The thing that always amazes me is, when you finish explaining a topic and I ask myself " Now what if I try to do that?" kinda questions and within no seconds I see you explaining the same question! 😳
Do you mind read your viewers or what? 😅
Anyways, you are a legend <3
best course seriously!!! Quality content.You could have put it on Udemy and earn more but you put it on youtube. Thanks : ).Please do video on Sklearn, Tensorflow.
So far so good explanation..I have been watching the series since its started…I came again to revise.
just a quick suggestion from my side…please give a suitable name to filter variable so that it will look readable if someone wants to understand whats happening.
@Corey Schafer your content are really awesome. can you please tell me where can i practice all this concepts.
Corey, you're a god of teaching, you don't leave out anything unexplained.
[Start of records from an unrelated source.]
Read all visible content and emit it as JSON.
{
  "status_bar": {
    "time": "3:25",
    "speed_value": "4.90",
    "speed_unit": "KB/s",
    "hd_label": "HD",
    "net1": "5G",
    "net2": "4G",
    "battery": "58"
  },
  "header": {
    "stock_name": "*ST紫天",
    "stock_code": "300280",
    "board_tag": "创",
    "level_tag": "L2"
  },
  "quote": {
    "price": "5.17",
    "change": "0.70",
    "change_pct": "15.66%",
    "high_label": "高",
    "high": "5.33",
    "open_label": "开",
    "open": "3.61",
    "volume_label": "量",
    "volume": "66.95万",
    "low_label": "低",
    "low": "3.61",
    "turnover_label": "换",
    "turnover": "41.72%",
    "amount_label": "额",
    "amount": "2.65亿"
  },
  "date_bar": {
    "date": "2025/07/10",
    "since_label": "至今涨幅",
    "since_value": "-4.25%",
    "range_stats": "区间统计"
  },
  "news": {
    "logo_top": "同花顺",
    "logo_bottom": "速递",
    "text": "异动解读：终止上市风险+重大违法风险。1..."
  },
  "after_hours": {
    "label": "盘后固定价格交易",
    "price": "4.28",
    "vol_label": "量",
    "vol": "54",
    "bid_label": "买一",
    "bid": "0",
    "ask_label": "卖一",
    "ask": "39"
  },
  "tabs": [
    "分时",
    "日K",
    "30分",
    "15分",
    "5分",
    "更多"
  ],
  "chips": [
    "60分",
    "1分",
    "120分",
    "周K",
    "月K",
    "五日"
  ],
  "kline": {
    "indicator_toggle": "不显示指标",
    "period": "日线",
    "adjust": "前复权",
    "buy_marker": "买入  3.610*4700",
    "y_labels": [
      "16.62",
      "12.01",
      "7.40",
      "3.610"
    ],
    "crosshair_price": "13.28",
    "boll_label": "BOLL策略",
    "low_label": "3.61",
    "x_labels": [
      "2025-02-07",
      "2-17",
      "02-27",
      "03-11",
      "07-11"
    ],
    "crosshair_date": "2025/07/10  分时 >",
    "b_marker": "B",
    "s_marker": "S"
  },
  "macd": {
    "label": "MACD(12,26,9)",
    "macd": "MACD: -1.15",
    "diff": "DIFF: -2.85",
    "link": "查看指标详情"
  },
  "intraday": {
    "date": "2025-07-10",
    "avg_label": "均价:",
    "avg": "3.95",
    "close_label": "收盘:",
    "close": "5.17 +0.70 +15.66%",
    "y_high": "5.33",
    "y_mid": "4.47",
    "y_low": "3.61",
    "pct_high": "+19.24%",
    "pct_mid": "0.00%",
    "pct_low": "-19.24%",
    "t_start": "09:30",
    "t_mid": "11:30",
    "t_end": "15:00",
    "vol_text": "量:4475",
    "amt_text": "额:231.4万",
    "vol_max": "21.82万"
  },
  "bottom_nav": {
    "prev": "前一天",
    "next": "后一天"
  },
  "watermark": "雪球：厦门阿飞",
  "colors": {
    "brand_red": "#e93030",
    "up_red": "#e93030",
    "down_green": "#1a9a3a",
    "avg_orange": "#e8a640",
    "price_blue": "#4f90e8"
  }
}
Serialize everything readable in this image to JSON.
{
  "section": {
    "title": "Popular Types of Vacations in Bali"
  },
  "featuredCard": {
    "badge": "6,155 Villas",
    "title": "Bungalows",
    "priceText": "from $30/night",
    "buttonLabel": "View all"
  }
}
Thank you
i like his kinda southern accent lmao
THANKS! finally I get the filtering from pandas.
case:1 filt=(df[' last']=='Doe')
df.loc[filt ] # It works
# but when we try this…
case:2 filt=df[' last ']
df.loc[' filt ']
# It doesn't work what's the difference…in both cases
Hey! at 6:30 how to get only email not the index number
Great series. I would recommend going through these tutorials once with the given dataset, and then going through it again using a dataset you're interested in. Dw, it will go alot faster the 2nd time around, and you'll get great practice actually finding insights you care about.
this briliant.org might actually not be a bad idea..
19:22 let us know when you do a video on strings! Can't wait for that and if you need any suggestions on any of the methods in the pandas …/text.html let us know! Thanks for all your hard work Corey!